Multicomponent transport of methanol and sodium acetate in poly(ethylene glycol) diacrylate membranes of varied fractional free volume

Abstract

Polymer membranes are critically important to the advancement of next generation technologies in energy devices, water purification, and industrial separations. Understanding relationships between membrane structure, physical properties, and transport phenomena is critical to developing next-generation membranes for applications that require the selective transport of neutral and ionic molecules. Fractional free volume (FFV) is one critical membrane characteristic in dense polymer membranes as it forms the pathways for molecular transport. Here, we investigate the impact of varied FFV on the transport of methanol, sodium acetate, and their mixture in a series of polyethylene glycol diacrylate (PEGDA, n = 13) membranes prepared with a range of FFV. Membranes are fabricated by UV-photopolymerization where FFV is varied through control of the water content in pre-polymerization solutions.
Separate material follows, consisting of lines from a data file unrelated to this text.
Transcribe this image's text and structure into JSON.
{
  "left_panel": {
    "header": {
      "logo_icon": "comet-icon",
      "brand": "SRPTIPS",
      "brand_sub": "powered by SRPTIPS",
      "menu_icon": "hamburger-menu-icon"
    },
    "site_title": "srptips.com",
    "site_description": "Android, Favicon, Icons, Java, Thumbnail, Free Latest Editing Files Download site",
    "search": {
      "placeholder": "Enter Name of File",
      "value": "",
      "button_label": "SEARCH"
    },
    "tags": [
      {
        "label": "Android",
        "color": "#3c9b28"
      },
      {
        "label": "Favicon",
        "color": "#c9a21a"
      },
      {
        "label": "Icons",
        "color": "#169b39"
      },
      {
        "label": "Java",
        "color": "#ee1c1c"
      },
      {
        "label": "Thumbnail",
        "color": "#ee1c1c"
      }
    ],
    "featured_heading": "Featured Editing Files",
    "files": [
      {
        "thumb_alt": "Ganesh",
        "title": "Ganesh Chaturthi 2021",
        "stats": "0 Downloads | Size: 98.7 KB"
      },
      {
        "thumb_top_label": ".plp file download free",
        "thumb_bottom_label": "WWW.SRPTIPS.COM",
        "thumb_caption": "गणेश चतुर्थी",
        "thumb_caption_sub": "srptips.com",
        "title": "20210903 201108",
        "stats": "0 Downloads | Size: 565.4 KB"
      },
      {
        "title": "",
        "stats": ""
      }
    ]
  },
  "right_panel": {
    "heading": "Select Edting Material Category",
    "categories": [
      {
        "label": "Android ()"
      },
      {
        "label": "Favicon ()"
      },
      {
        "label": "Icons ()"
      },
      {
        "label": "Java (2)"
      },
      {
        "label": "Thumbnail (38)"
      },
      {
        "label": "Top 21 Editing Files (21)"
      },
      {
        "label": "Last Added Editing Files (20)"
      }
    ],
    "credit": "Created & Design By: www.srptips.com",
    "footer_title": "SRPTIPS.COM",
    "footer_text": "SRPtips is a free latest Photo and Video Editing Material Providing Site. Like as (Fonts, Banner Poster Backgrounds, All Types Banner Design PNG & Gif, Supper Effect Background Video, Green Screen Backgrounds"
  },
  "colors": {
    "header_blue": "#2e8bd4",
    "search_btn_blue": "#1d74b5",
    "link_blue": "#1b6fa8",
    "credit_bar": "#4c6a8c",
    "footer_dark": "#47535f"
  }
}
Water uptake of fabricated membranes is characterized as a proxy for the varying FFV. Solute permeabilities are measured in custom-built diffusion cells for methanol, sodium acetate and their mixture with downstream receiver cell solute concentrations measured via in situ attenuated total reflectance Fourier transform infrared (ATR FTIR) spectroscopy. Membrane permeability varied by up to a factor of 6 as the prepolymerization water content, and thereby FFV, of the membranes was varied. Furthermore, distinct, and increasing, differences in the magnitude of extracted permeabilities between single solute and combined solute experiments are observed as the FFV increases and these differences are attributed to a combination of assisted and competitive transport.